Type d'événement, date(s) et adresse(s)Conference

École d'interprètes internationaux et l’École des Sciences humaines et sociales de l’Université de Mons

Cinq conférences de Tiphaine Samoyault, lauréate de la Chaire Francqui 2023-2024

Thématique(s)Littérature
Photo © Bénédicte Roscot

Tiphaine Samoyault est lauréate de la Chaire Francqui 2023-2024. Dans ce cadre, l’Université de Mons (UMONS) accueillera Tiphaine Samoyault (directrice d'études CRAL/EHESS) pour un cycle de cinq conférences, à partir du lundi 26 février 2024, prononcées à la Faculté de traduction et d'interprétation - École d'interprètes internationaux et à l’École des Sciences humaines et sociales de l’Université de Mons. Le séminaire s’organise autour de 5 conférences.

Leçon inaugurale : Doit-on transformer les œuvres du passé ?

  • Lundi 26 février 2024, 18h30, auditoire La Fontaine

Cette conférence inaugurale cherchera à apporter des nuances dans un débat contemporain parfois très polarisé entre celles et ceux qui considèrent les textes comme intouchables et les autres qui estiment possible d’en adoucir certains traits devenus illisibles. Sans le recouvrir tout à fait, ce débat rejoint celui de la question woke qui donne aussi lieu à des positions caricaturales. Je m’efforcerai d’inscrire ces débats dans la pensée plus générale d’un nouveau partage des voix et de la relation entre représentation et représentativité.

Traduire en temps de guerre : la profession de fixeur/fixeuse

  • Mardi 27 février 2024, 13h30, auditoire Landercy

La leçon portera sur le personnage du « fixeur » dans les zones de conflit, afin de cerner les contours d’une figure polymorphe, à la fois guide, interprète et facilitateur de l’information et parfois de la stratégie militaire.
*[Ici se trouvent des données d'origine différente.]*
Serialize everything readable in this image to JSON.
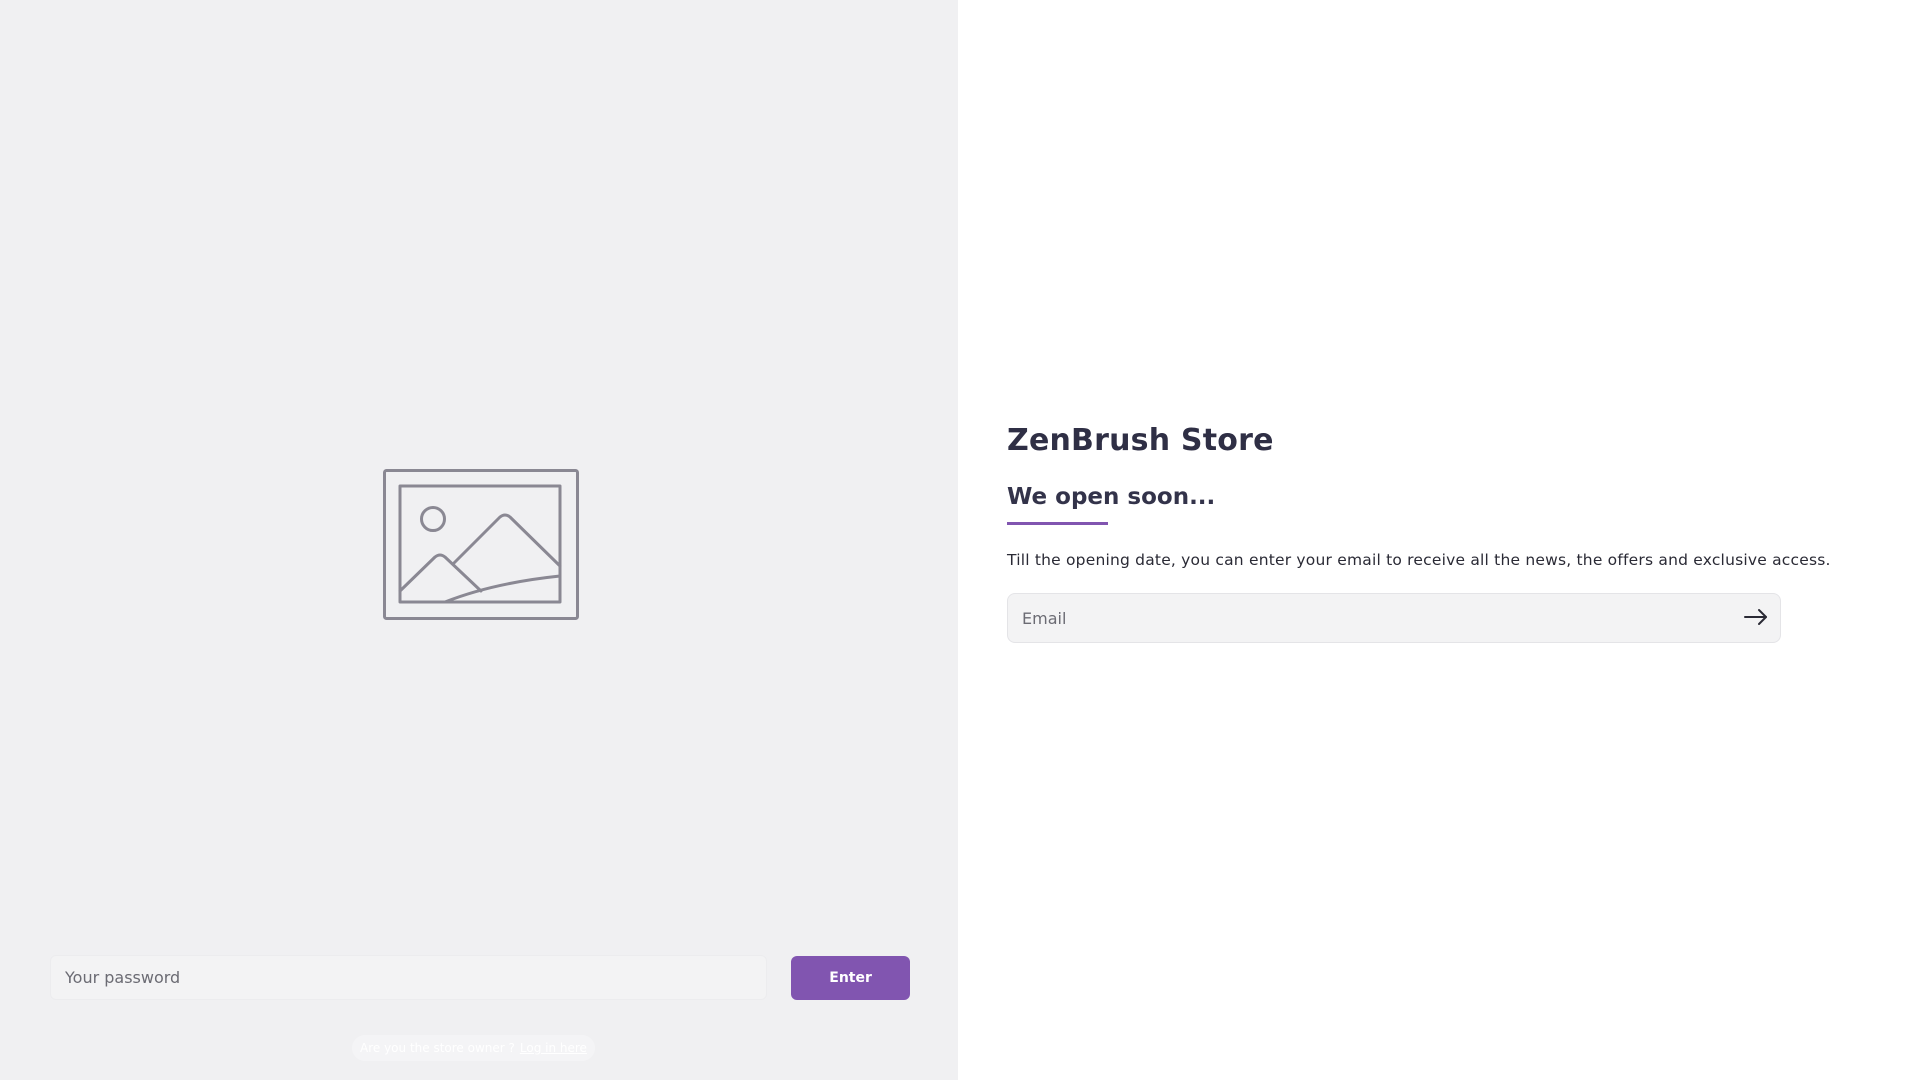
{
  "store": {
    "name": "ZenBrush Store",
    "heading": "We open soon...",
    "description": "Till the opening date, you can enter your email to receive all the news, the offers and exclusive access."
  },
  "newsletter": {
    "email_placeholder": "Email",
    "submit_icon": "arrow-right-icon"
  },
  "password": {
    "placeholder": "Your password",
    "enter_label": "Enter",
    "owner_question": "Are you the store owner ?",
    "owner_link": "Log in here"
  },
  "media": {
    "placeholder_icon": "image-placeholder-icon"
  },
  "colors": {
    "accent": "#8155b0",
    "left_panel_bg": "#f0f0f2",
    "title_text": "#2f2f45"
  }
}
Le terme de « fixeur », apparu en anglais au moment de la guerre du Vietnam (fixer), appartenait plutôt jusque-là au jargon journalistique : il désigne ceux ou celles qui accompagnent les journalistes ou les armées sur les terrains risqués les faisant profiter de leur expérience des lieux, de leurs connaissances des langues et de leurs contacts. Cette figure témoigne de l’ambivalence de la traduction en temps de guerre et de son impossible neutralité.

Transparence et opacité dans la traduction

  • Mercredi 28 février 2024, 18h, auditoire La Fontaine

L’IA au service de la traduction est fondée sur le principe de l’équivalence, au nom d’une transparence des langues et des cultures entre elles. Nous évoquerons les problèmes posés par ce principe et reviendrons précisément sur l’expression d’Édouard Glissant de « droit à l’opacité » (Le Discours antillais, p. 14).

Quelle éthique pour la traduction aujourd’hui ?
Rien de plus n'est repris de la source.